The information on this page is general guidance and may be operationalized differently to fit the needs of each ambulatory service and facility. Guiding principles that should be followed in the ambulatory setting:

  • Universal Masking of patients, visitors, and associates is required
  • Physical distancing in all clinic/waiting areas (in addition to masking) must be prioritized
  • Hand hygiene and cleaning/disinfection procedures must be followed
  • Symptom screening of patients, visitors, and associates should occur upon arrival and prior to scheduled visits
  • Personal protective equipment (PPE): N95 respirators are not required for patient care in the ambulatory setting except while performing an aerosol-generating procedure (AGPs)
    • Initiating the performance of AGPs in the ambulatory setting should be planned in partnership with Infection Prevention/Infectious Disease.

Schedule Coordination

Physical Distancing

Adjust schedules to accommodate adequate time for patient visits, to ensure appropriate physical distancing in waiting and clinical areas, and to allow time for cleaning. Onsite leadership will identify strategies to implement and achieve appropriate physical distancing according to the physical layout and clinical care provided at each ambulatory location. Some strategies to consider include:

  • Expand scheduled time blocks.
  • Avoid double-booking patients for in-person visits in a single appointment slot.
  • Determine scheduling details, including handling of late patients, at the discretion of each provider in partnership with the site lead(s). Allowances should be made as able, given the special circumstances that may present challenges to patients.

Before a Patient Visit

Scheduling

During scheduling, patients will be asked about a recent diagnosis of COVID-19 for themselves or household contacts and about COVID-19 symptoms. Scripts have been prepared to provide guidance and will be updated each time a CDC update occurs.
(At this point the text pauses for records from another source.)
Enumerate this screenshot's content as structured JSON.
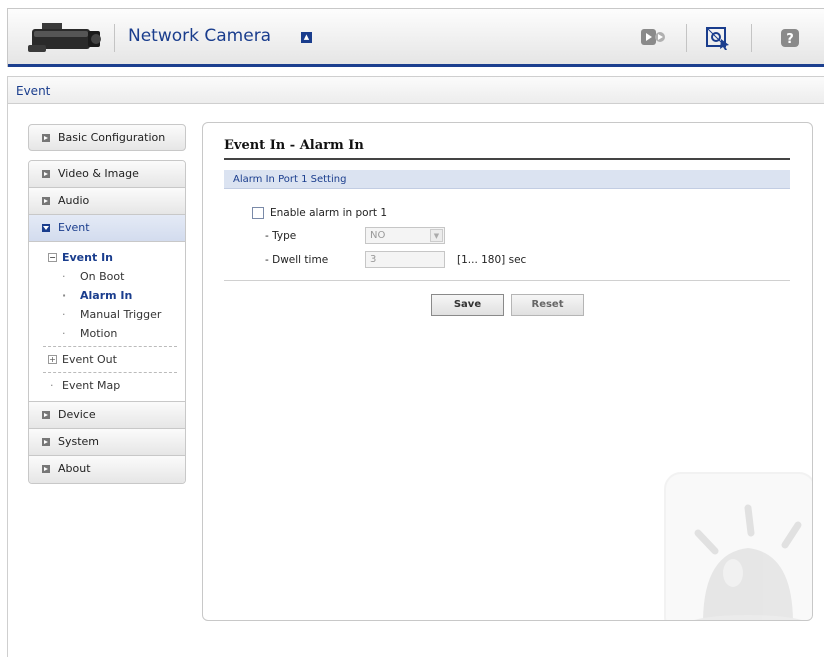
{
  "header": {
    "title": "Network Camera",
    "icons": [
      "camera-logo",
      "live-view-icon",
      "setup-icon",
      "help-icon"
    ]
  },
  "breadcrumb": "Event",
  "sidebar": {
    "basic_config": "Basic Configuration",
    "items": [
      {
        "label": "Video & Image"
      },
      {
        "label": "Audio"
      },
      {
        "label": "Event",
        "active": true
      }
    ],
    "event_sub": {
      "event_in": "Event In",
      "on_boot": "On Boot",
      "alarm_in": "Alarm In",
      "manual_trigger": "Manual Trigger",
      "motion": "Motion",
      "event_out": "Event Out",
      "event_map": "Event Map"
    },
    "bottom_items": [
      {
        "label": "Device"
      },
      {
        "label": "System"
      },
      {
        "label": "About"
      }
    ]
  },
  "main": {
    "title": "Event In - Alarm In",
    "section": "Alarm In Port 1 Setting",
    "enable_label": "Enable alarm in port 1",
    "enable_checked": false,
    "type_label": "- Type",
    "type_value": "NO",
    "dwell_label": "- Dwell time",
    "dwell_value": "3",
    "dwell_range": "[1... 180] sec",
    "save_label": "Save",
    "reset_label": "Reset"
  },
  "colors": {
    "accent": "#1a3d8d",
    "section_bg": "#dbe3f1"
  }
}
Reminders to Give Patients

During scheduling, staff should remind patients of the following current MedStar Health practices:

Scheduling Visits in Patients with Likelihood of Active COVID-19

Likelihood of active COVID-19 includes current COVID-19 symptoms, living with someone with a recent COVID-19 diagnosis, or testing positive in the last 10 days).

Telehealth visits should be prioritized whenever clinically feasible and appropriate (video visits or MedStar e-Visits)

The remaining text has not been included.